To run this project locally or on a cloud platform like Render, follow the steps below.

1. Clone the Repository

git clone https://github.com/GauravOOO2/Text-To-SQL-LLM-AI-ChatBot.git
cd Text-To-SQL-LLM-AI-ChatBot

2. Install Dependencies

Make sure you have Python 3.8+ installed. Then, install the required dependencies using pip:

pip install -r requirements.txt

3. Set Up Environment Variables

Create a .env file in the project directory and add your Google API key for Gemini LLM:

GOOGLE_API_KEY=your-google-api-key

4. Initialize the SQLite Database

You can either create the SQLite database (student.db) manually, or you can run the sql.py script to set up the database with sample student records.

To create the database with predefined student data:

python sql.py

5. Run the Streamlit Application

Run the Streamlit app locally using the following command:

streamlit run app.py

6. Deploy on Render

If deploying on Render, ensure you:

  1. Set the start command as streamlit run app.py.
  2. Include the Procfile in the root of your project with the following content:
web: streamlit run app.py
  1. Configure the environment variable GOOGLE_API_KEY in the Render dashboard.

💻 Project Structure

.
├── app.py                # Main Streamlit app
├── sql.py                # Script to initialize SQLite database with sample student data
├── student.db            # SQLite database (optional, can be generated dynamically)
├── requirements.txt      # Project dependencies
├── .env                  # Environment variables (not included in repo)
├── Procfile              # Start command for Render deployment
└── README.md             # Project documentation (this file)

File Descriptions

  • app.py: Contains the main logic for the Streamlit web app, including user input handling, invoking the Gemini LLM, and displaying the SQL query results.
  • sql.py: Initializes an SQLite database with student records, creating the table and populating it with data.
  • student.db: The SQLite database where student data is stored. It contains the table STUDENT with columns for name, class, section, and marks.
  • requirements.txt: Lists the Python packages required to run the project (Streamlit, google-generativeai, LangChain, etc.).

🔍 How It Works

  1. User Query Input: The user enters a natural language question in the Streamlit app.
  2. LLM Processing: The Gemini LLM takes the user question and converts it into an SQL query based on the pre-defined prompt.
  3. SQL Query Execution: The SQL query is executed against the local SQLite database (student.db).
  4. Response: The chatbot displays the query result as the response to the user. The bot only retrieves and responds with data present in the STUDENT table and does not generate any other information.

Example Queries:

  • User: "Tell me all students studying in AI & ML class?"
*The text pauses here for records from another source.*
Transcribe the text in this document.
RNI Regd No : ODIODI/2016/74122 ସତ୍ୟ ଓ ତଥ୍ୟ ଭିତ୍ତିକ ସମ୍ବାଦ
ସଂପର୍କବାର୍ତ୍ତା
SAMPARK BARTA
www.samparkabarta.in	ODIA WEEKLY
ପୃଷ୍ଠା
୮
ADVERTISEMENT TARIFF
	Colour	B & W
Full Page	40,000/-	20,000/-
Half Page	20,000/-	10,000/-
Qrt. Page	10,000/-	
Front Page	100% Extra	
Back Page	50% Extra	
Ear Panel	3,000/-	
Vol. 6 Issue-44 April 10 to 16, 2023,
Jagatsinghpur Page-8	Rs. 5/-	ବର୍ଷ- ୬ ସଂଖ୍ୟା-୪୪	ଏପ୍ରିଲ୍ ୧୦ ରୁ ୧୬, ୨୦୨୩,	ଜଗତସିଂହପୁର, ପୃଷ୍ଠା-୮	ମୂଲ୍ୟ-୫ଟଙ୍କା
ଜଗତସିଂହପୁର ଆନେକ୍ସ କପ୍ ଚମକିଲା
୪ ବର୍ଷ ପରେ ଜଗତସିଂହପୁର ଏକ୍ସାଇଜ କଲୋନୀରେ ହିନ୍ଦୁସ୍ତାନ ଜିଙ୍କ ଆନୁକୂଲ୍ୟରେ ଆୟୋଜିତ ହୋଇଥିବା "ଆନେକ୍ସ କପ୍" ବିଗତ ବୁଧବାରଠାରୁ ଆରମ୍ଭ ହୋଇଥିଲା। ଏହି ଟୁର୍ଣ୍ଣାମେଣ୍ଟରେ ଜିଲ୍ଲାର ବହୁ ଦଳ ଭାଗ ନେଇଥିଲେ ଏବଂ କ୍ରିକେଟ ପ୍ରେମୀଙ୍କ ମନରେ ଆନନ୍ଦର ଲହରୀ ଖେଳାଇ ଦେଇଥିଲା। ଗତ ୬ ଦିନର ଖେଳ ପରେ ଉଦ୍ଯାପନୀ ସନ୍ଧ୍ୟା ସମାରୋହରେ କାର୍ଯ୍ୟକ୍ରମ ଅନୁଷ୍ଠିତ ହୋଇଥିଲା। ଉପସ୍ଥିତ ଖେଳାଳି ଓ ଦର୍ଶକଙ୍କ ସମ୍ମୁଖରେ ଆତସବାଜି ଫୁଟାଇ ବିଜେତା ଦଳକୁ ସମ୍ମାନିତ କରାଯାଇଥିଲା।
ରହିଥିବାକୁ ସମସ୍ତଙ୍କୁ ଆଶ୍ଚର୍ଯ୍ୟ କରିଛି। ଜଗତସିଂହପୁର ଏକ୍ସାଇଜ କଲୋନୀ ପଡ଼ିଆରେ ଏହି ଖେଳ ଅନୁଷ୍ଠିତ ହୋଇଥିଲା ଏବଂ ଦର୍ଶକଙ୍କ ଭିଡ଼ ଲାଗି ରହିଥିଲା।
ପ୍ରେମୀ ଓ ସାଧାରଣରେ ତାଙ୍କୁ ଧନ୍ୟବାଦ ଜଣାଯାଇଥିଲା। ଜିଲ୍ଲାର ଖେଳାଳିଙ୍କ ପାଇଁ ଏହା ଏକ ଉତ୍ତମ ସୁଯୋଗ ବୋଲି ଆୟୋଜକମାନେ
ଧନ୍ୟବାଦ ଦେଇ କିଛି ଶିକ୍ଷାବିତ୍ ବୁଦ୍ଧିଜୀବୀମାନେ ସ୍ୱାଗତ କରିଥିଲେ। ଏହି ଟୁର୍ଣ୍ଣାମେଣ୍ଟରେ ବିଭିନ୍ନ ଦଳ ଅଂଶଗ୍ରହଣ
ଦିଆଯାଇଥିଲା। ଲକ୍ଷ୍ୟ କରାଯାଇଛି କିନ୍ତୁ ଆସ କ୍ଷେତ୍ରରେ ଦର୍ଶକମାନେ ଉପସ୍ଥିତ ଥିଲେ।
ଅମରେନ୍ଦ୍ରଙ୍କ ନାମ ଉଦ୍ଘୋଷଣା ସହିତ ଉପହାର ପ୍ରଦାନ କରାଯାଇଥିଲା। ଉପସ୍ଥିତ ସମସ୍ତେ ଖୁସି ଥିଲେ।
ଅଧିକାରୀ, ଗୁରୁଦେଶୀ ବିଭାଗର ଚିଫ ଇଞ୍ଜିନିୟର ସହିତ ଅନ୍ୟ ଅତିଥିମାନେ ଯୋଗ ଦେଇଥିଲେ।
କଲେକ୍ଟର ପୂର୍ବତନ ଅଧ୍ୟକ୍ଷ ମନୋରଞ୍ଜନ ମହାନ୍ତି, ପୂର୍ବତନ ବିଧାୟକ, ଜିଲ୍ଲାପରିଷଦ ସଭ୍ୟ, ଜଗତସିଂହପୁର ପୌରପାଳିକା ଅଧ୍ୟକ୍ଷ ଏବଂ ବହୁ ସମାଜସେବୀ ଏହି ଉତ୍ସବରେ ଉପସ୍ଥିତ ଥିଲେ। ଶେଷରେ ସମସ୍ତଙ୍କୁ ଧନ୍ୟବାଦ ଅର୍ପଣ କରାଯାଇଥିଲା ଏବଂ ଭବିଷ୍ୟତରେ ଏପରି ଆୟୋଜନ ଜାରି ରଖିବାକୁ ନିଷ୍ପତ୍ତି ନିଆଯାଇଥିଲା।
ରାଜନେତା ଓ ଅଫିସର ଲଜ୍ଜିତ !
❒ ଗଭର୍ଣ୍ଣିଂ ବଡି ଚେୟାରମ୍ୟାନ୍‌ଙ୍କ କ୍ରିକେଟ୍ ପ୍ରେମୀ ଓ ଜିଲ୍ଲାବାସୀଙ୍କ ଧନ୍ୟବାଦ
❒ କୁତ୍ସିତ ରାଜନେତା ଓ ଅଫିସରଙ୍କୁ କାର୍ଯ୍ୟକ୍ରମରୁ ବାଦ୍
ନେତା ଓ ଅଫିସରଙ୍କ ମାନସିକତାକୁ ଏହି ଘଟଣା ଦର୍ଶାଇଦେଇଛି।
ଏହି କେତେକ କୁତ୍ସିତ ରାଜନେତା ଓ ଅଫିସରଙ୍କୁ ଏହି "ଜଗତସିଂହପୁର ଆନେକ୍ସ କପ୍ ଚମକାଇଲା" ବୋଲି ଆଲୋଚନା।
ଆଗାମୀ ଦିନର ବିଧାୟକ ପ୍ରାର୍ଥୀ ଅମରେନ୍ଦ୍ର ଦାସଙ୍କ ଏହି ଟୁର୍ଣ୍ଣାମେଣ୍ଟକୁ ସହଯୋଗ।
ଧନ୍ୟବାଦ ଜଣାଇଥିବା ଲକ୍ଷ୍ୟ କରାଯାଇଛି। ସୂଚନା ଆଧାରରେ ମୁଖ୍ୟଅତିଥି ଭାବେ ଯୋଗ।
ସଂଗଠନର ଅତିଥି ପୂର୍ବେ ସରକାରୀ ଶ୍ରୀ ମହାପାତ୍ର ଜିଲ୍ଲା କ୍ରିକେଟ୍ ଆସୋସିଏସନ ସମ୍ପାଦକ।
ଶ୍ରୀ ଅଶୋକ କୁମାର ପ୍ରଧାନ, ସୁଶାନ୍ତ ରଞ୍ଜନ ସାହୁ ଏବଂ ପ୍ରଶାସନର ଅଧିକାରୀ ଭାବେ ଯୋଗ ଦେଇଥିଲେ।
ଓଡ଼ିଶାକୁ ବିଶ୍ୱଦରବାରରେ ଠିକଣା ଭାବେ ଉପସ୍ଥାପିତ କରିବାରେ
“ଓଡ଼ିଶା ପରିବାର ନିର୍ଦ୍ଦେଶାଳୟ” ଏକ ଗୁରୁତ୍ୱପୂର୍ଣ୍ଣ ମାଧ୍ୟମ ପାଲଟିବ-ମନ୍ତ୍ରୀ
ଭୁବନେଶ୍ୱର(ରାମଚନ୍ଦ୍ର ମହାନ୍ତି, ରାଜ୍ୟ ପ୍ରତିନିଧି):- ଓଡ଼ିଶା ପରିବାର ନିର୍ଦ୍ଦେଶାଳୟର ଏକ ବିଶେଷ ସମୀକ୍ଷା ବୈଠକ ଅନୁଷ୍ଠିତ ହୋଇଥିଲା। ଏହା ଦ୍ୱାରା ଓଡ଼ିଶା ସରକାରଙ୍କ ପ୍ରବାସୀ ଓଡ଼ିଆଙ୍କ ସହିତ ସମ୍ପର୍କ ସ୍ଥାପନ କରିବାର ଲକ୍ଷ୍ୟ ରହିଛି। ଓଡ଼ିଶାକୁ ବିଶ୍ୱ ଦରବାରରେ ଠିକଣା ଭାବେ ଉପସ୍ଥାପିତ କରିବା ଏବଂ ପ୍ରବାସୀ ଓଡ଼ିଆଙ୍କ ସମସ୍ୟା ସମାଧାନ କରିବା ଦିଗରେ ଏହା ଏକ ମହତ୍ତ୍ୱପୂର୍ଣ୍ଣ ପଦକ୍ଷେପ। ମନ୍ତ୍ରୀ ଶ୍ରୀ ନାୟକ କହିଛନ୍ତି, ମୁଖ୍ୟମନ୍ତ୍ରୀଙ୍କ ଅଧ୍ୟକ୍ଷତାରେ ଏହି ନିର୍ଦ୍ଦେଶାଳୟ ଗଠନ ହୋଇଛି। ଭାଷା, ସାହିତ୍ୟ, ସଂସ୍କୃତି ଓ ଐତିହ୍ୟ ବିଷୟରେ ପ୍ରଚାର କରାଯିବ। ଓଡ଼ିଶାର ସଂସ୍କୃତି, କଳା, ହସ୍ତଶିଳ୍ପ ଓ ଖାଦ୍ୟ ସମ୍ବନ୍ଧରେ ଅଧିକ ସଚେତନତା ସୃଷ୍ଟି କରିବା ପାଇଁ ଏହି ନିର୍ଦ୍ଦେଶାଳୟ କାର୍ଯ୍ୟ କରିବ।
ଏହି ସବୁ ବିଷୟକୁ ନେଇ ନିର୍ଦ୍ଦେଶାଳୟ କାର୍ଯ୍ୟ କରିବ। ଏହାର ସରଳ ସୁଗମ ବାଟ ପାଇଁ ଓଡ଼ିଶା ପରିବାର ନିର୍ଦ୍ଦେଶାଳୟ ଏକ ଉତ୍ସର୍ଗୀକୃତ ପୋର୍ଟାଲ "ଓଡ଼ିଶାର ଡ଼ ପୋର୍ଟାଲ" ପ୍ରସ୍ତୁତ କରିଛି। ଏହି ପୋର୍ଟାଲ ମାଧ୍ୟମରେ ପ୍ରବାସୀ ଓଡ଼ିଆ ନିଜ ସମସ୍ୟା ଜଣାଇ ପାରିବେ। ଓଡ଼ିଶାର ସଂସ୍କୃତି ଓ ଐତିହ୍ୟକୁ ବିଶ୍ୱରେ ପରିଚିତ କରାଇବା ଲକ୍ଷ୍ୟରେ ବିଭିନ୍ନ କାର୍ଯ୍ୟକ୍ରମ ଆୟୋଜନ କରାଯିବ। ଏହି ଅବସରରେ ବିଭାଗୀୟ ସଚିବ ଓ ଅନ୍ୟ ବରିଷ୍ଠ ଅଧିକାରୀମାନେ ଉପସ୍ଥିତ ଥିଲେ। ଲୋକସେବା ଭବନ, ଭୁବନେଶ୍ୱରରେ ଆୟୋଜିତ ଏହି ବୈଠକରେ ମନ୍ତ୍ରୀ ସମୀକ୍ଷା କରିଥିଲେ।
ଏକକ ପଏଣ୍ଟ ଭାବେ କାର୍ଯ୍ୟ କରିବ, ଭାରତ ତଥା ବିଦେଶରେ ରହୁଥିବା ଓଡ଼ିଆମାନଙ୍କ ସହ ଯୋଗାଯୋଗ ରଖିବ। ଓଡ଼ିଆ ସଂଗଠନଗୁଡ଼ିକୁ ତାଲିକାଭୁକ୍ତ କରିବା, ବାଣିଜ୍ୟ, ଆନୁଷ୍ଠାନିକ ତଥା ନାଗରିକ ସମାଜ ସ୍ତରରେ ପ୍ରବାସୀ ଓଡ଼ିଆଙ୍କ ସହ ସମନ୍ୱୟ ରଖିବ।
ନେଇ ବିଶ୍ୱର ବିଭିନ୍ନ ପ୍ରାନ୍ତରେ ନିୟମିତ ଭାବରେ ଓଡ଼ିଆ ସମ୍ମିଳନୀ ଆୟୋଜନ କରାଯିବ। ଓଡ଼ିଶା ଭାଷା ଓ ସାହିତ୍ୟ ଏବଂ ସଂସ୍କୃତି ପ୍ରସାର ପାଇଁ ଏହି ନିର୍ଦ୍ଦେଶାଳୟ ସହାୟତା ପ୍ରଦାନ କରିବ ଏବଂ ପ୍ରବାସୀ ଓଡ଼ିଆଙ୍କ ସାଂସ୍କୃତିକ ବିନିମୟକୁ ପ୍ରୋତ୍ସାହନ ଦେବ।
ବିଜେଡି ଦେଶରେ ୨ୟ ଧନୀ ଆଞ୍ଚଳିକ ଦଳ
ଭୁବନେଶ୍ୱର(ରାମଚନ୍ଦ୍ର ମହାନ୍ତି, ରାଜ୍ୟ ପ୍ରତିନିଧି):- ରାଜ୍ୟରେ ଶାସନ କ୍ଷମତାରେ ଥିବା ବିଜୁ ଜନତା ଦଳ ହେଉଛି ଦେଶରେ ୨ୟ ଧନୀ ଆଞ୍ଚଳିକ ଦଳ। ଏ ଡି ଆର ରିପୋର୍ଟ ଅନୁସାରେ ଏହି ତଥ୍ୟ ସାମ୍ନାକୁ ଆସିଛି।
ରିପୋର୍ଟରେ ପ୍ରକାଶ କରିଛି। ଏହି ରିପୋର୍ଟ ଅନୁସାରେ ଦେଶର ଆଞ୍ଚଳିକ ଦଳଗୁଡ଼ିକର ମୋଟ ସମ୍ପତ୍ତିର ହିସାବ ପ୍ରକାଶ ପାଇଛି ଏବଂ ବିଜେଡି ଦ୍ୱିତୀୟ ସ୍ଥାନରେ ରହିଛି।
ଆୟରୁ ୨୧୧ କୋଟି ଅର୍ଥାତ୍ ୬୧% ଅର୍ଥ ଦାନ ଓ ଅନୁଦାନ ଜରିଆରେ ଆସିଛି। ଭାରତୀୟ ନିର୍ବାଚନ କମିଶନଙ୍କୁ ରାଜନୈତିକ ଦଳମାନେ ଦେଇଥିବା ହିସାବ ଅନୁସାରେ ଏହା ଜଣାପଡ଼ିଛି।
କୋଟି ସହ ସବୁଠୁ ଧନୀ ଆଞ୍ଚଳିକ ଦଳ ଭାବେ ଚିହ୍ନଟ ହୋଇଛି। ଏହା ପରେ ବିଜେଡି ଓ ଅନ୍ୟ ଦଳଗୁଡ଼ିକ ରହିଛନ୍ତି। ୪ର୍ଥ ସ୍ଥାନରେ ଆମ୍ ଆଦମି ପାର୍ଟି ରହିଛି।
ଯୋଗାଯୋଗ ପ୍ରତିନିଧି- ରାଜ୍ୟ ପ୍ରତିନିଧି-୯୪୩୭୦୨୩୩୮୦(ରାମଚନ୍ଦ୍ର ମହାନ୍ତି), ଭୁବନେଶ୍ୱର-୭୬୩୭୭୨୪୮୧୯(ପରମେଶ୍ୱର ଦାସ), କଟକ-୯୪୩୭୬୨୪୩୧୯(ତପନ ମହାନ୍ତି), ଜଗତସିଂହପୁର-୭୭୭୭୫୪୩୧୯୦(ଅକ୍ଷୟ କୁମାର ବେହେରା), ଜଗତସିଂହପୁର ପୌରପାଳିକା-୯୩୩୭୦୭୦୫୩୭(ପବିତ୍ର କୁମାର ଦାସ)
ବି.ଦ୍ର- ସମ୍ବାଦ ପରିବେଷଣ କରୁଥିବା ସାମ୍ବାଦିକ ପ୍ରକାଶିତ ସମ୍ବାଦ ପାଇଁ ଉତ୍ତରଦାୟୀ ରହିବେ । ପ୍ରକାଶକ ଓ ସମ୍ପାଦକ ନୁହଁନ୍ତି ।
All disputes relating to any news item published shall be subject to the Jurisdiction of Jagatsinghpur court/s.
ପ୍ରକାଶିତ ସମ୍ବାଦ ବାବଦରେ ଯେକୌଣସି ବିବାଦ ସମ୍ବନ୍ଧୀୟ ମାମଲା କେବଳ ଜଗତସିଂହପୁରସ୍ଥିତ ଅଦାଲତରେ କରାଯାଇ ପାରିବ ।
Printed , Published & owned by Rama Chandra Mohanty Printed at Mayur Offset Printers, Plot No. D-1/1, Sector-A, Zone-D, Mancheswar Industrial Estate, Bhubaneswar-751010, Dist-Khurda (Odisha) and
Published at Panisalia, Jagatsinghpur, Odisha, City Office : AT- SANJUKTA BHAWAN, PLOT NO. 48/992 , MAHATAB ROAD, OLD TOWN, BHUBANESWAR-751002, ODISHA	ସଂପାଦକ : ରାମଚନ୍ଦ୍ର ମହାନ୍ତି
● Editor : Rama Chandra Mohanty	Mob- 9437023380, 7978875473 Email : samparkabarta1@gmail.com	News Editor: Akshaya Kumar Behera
  • Bot: SELECT * FROM STUDENT WHERE CLASS='AI & ML';

    Response: Emily Davis, Michael Brown

  • User: "How many students are there in total?"

  • Bot: SELECT COUNT() FROM STUDENT;*

    Response: 10

🚀 Future Enhancements

  • Expand Dataset: Include more detailed data fields (e.g., grades, attendance, etc.) to make the chatbot more informative.
  • ChromaDB Integration: Fully integrate ChromaDB for better vector search and embedding management, expanding the bot's ability to understand queries beyond simple SQL.
  • Enhanced UI: Improve the frontend design with additional features like charts and visual data representations.
  • Error Handling: Add more robust error handling for invalid or out-of-scope queries.

🧑‍💻 Contributing

Contributions are welcome! If you'd like to improve this project or add new features, feel free to open a pull request.

  1. Fork the project.
  2. Create a new feature branch.
  3. Submit a pull request detailing your changes.